Harmony Search (HS) is a meta-heuristic algorithm inspired in the improvisation process of music players, since they often improvise the pitches of their instruments searching for a perfect state of harmony (Music-Inspired Harmon...). The main idea is to use a similar process to the one adopted by musicians when creating new songs, where each possible solution is modeled as a harmony (agent), and each musician corresponds to one decision variable.

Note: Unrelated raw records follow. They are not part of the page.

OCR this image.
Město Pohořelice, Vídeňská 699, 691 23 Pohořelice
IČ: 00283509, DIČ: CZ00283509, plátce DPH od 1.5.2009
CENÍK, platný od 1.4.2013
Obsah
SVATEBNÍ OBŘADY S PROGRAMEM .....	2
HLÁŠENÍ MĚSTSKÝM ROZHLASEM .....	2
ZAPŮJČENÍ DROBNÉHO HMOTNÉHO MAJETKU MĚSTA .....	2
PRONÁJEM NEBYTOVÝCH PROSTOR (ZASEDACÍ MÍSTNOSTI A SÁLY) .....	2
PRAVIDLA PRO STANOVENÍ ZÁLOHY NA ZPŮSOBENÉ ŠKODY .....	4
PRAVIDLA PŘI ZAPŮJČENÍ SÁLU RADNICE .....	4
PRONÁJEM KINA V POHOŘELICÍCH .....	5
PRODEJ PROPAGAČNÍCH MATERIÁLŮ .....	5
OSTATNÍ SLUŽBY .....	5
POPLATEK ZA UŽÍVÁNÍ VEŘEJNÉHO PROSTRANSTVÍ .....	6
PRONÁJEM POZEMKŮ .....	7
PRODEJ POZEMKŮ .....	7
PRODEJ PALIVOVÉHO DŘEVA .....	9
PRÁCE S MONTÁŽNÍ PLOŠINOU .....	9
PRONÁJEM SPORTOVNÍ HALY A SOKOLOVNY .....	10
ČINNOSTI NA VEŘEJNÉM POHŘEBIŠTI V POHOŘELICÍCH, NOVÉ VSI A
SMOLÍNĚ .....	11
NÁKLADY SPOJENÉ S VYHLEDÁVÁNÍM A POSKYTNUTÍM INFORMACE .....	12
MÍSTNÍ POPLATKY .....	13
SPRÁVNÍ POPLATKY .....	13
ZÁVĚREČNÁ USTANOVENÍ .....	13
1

In the context of HS, our search space \({\cal S}\) is called “Harmony Memory", since it comprises all possible solutions encoded on each agent. Harmony Search algorithm generates at each iteration a new agent \(\textbf{x}_{m+1}\) based on memory considerations, pitch adjustments, and randomization (music improvisation). Further, the new agent is evaluated in order to be accepted in the harmony memory: if \(\textbf{x}_{m+1}\) is better than the worst harmony, the latter is then replaced by the new agent. Roughly speaking, HS algorithm basically rules the process of creating and evaluating new harmonies until some convergence criterion is met.

The memory consideration step concerns with modeling the process of creating songs, in which the musician can use his/her memories of good musical notes to create a new song. This process is modeled by the Harmony Memory Considering Rate (\(HMCR\)) parameter, which is the probability of choosing one value from the historic values stored in the harmony memory, being \((1-HMCR)\) the probability of randomly choosing one feasible value, as follows:

\[\begin{aligned} \label{e.hmcr} \hat{x}_{m+1,j} & = & \left\{ \begin{array}{ll} x_{A,j} & \mbox{ with probability $HMCR$} \\ \theta \in \bm{\Phi}_j & \mbox{ with probability (1-$HMCR$),} \end{array}\right.\end{aligned}\]

where \(A\sim {\cal U}(1,2,\ldots,m)\), and \(\bm{\Phi}=\{\bm{\Phi}_1,\bm{\Phi}_2,\ldots,\bm{\Phi}_m\}\) stands for the set of feasible values for each decision variable.

Further, every component \(j\) of the new harmony vector \(\textbf{x}_{m+1}\) is examined to determine whether it should be pitch-adjusted or not, being such step controlled by the Pitch Adjusting Rate (PAR) variable, as follows:

\[\begin{aligned} \label{e.par} x_{m+1,j} & = & \left\{ \begin{array}{ll} x_{m+1,j}\pm \varphi_j \varrho & \mbox{ with probability $PAR$} \\ x_{m+1,j} & \mbox{ with probability (1-$PAR$).} \end{array}\right.\end{aligned}\]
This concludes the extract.